Supersymmetric type-III seesaw: lepton flavour violation and LHC phenomenology

TL;DR

This paper explores supersymmetric type-III seesaw models, analyzing their implications for lepton flavor violation and potential detection at the LHC, with a focus on different model variants and their experimental constraints.

Contribution

It introduces and compares minimal and extended supersymmetric type-III seesaw models, analyzing their phenomenology and compatibility with experimental bounds, and assesses their testability at the LHC.

Findings

Two-24-plet model can evade lepton flavor violation bounds under certain conditions.

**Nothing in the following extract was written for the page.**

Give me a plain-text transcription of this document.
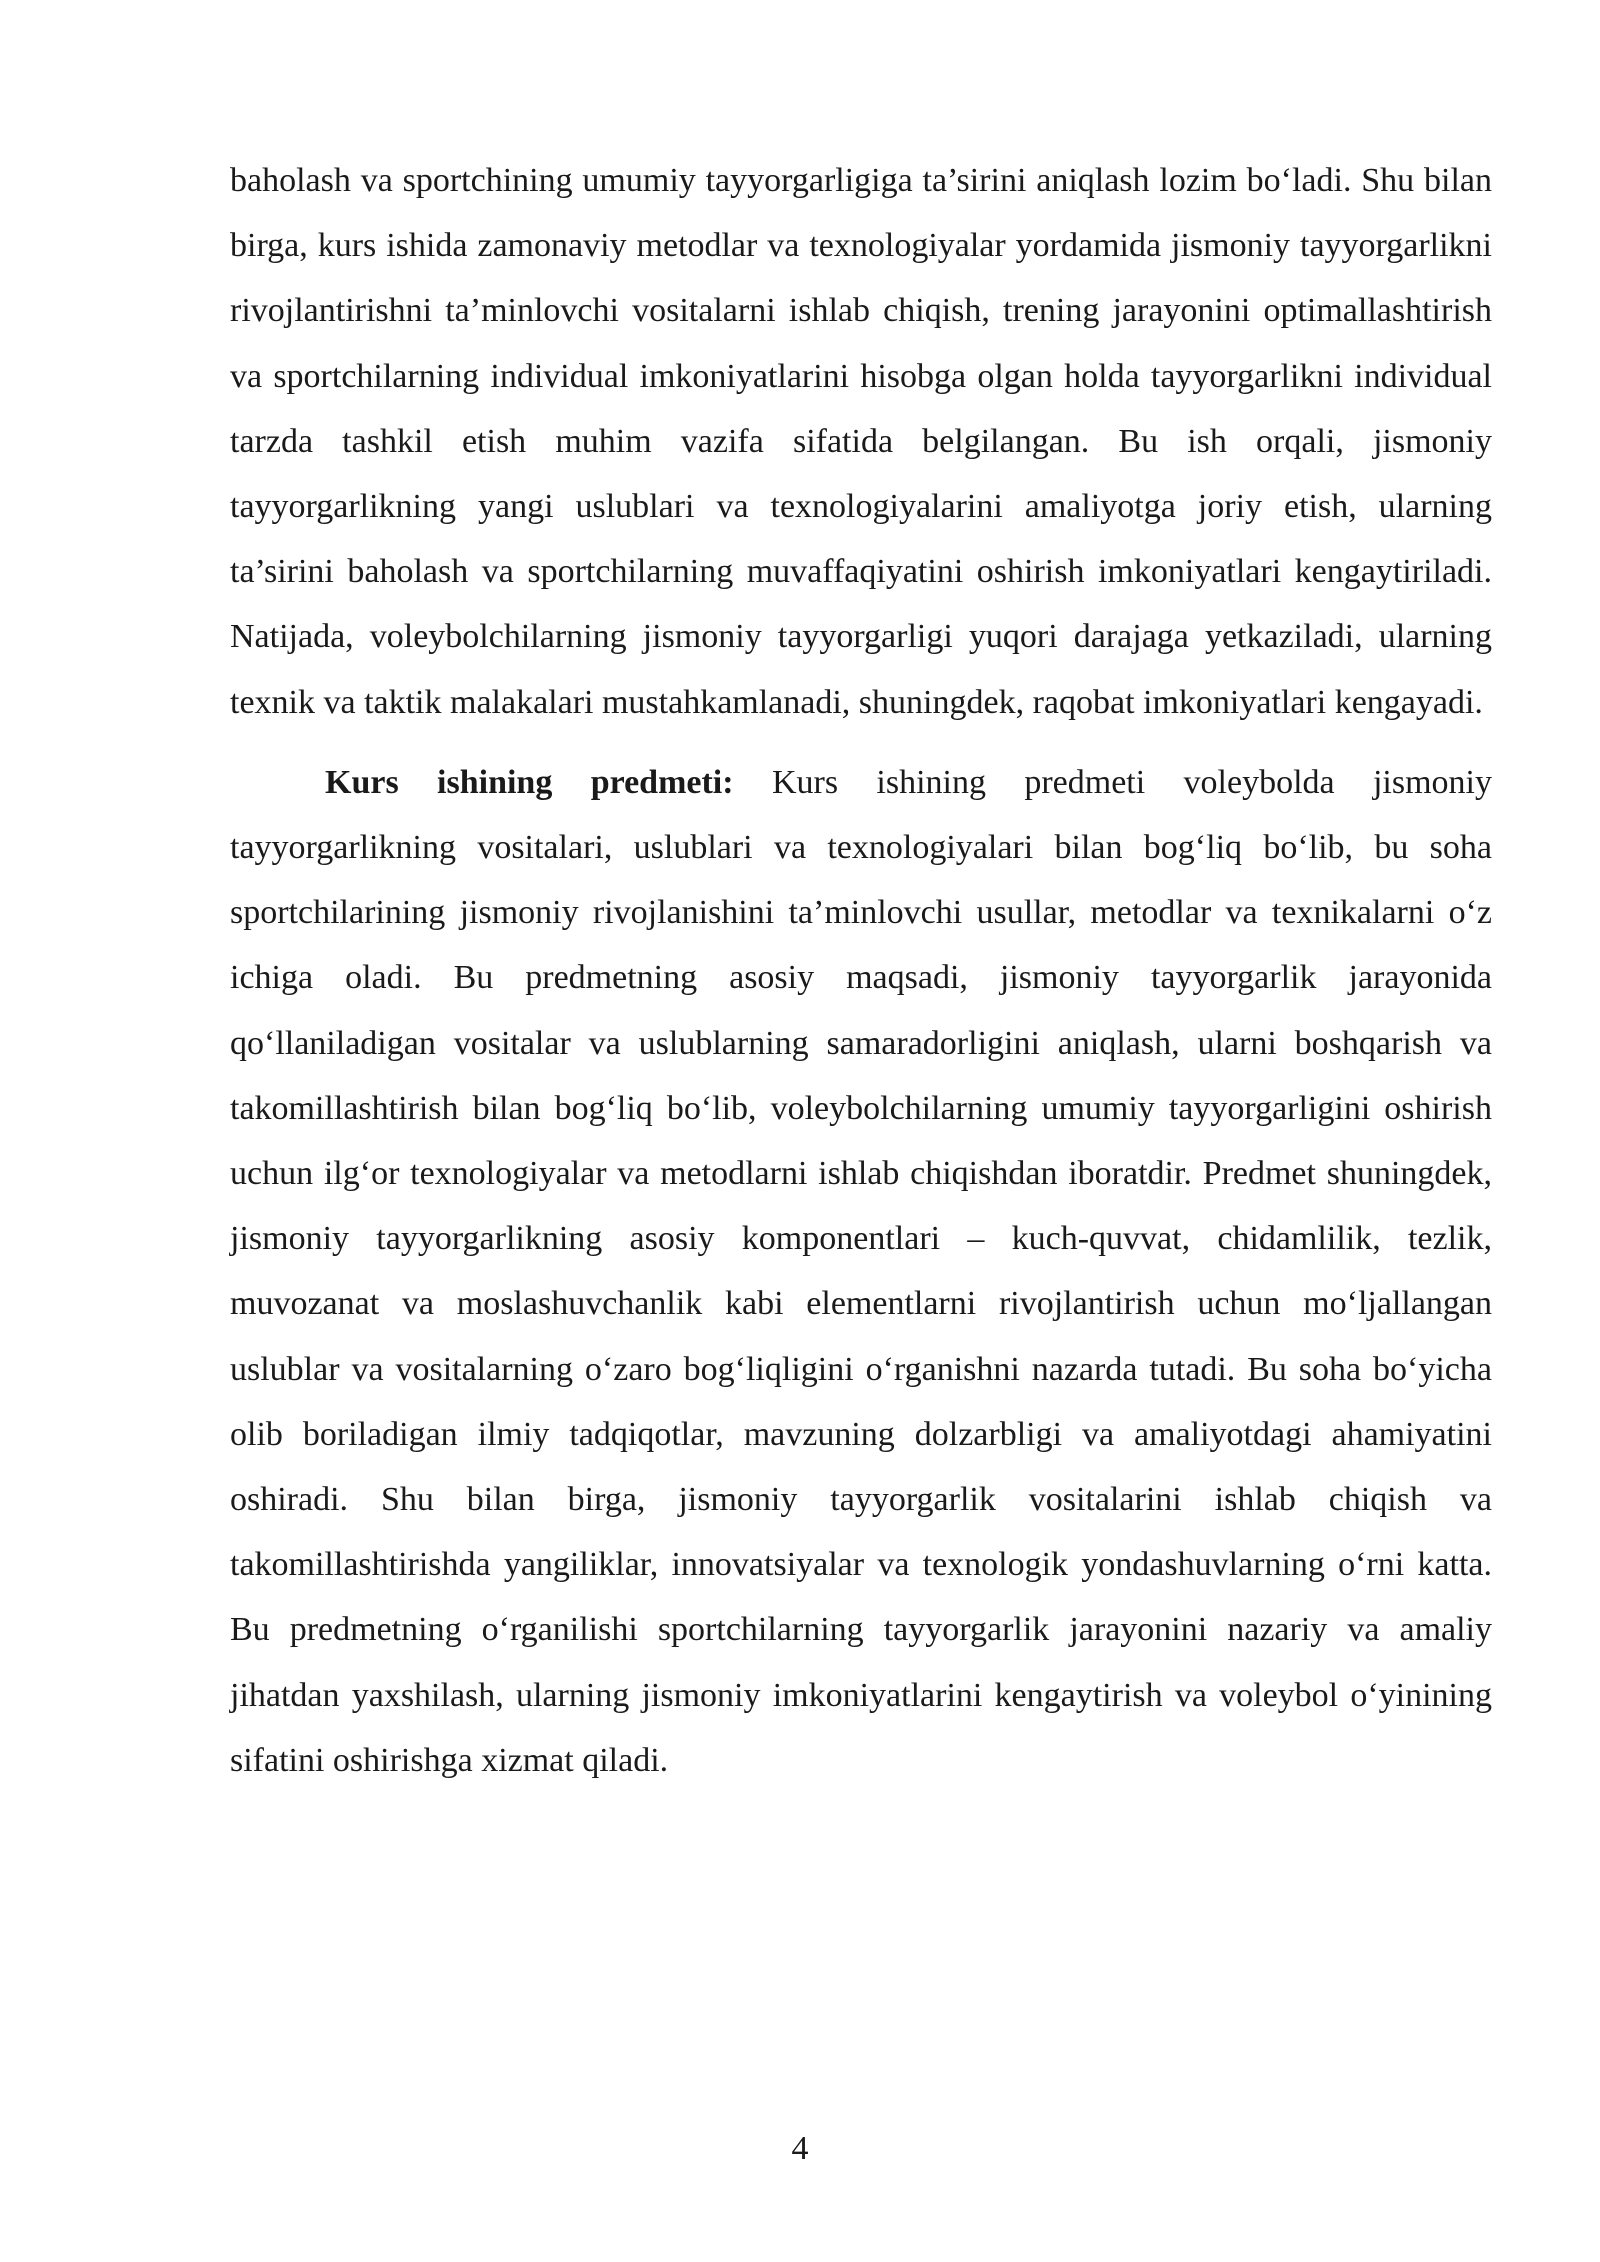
baholash va sportchining umumiy tayyorgarligiga ta’sirini aniqlash lozim bo‘ladi. Shu bilan birga, kurs ishida zamonaviy metodlar va texnologiyalar yordamida jismoniy tayyorgarlikni rivojlantirishni ta’minlovchi vositalarni ishlab chiqish, trening jarayonini optimallashtirish va sportchilarning individual imkoniyatlarini hisobga olgan holda tayyorgarlikni individual tarzda tashkil etish muhim vazifa sifatida belgilangan. Bu ish orqali, jismoniy tayyorgarlikning yangi uslublari va texnologiyalarini amaliyotga joriy etish, ularning ta’sirini baholash va sportchilarning muvaffaqiyatini oshirish imkoniyatlari kengaytiriladi. Natijada, voleybolchilarning jismoniy tayyorgarligi yuqori darajaga yetkaziladi, ularning texnik va taktik malakalari mustahkamlanadi, shuningdek, raqobat imkoniyatlari kengayadi.

Kurs ishining predmeti: Kurs ishining predmeti voleybolda jismoniy tayyorgarlikning vositalari, uslublari va texnologiyalari bilan bog‘liq bo‘lib, bu soha sportchilarining jismoniy rivojlanishini ta’minlovchi usullar, metodlar va texnikalarni o‘z ichiga oladi. Bu predmetning asosiy maqsadi, jismoniy tayyorgarlik jarayonida qo‘llaniladigan vositalar va uslublarning samaradorligini aniqlash, ularni boshqarish va takomillashtirish bilan bog‘liq bo‘lib, voleybolchilarning umumiy tayyorgarligini oshirish uchun ilg‘or texnologiyalar va metodlarni ishlab chiqishdan iboratdir. Predmet shuningdek, jismoniy tayyorgarlikning asosiy komponentlari – kuch-quvvat, chidamlilik, tezlik, muvozanat va moslashuvchanlik kabi elementlarni rivojlantirish uchun mo‘ljallangan uslublar va vositalarning o‘zaro bog‘liqligini o‘rganishni nazarda tutadi. Bu soha bo‘yicha olib boriladigan ilmiy tadqiqotlar, mavzuning dolzarbligi va amaliyotdagi ahamiyatini oshiradi. Shu bilan birga, jismoniy tayyorgarlik vositalarini ishlab chiqish va takomillashtirishda yangiliklar, innovatsiyalar va texnologik yondashuvlarning o‘rni katta. Bu predmetning o‘rganilishi sportchilarning tayyorgarlik jarayonini nazariy va amaliy jihatdan yaxshilash, ularning jismoniy imkoniyatlarini kengaytirish va voleybol o‘yinining sifatini oshirishga xizmat qiladi.

4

Lepton flavor violation constraints are easier to satisfy with two 24-plets.

LHC can potentially test flavor structures in favorable scenarios.

Abstract

We study a supersymmetric version of the seesaw mechanism type-III considering two variants of the model: a minimal version for explaining neutrino data with only two copies of 24-plet superfields and a model with three generations of 24-plets. The latter predicts in general rates for $\mu\to e\gamma$ inconsistent with experimental data. However, this bound can be evaded if certain special conditions within the neutrino sector are fulfilled. In case of two 24-plets lepton flavour violation constraints can be satisfied much easier. After specifying the corresponding regions in the CMSSM parameter space we show that under favorable conditions one can test the corresponding flavour structures in the leptonic sector at the LHC. For this we perform Monte Carlo studies for the signals taking also into account the SUSY background. We find that it is only of minor importance for the scenarios studied here.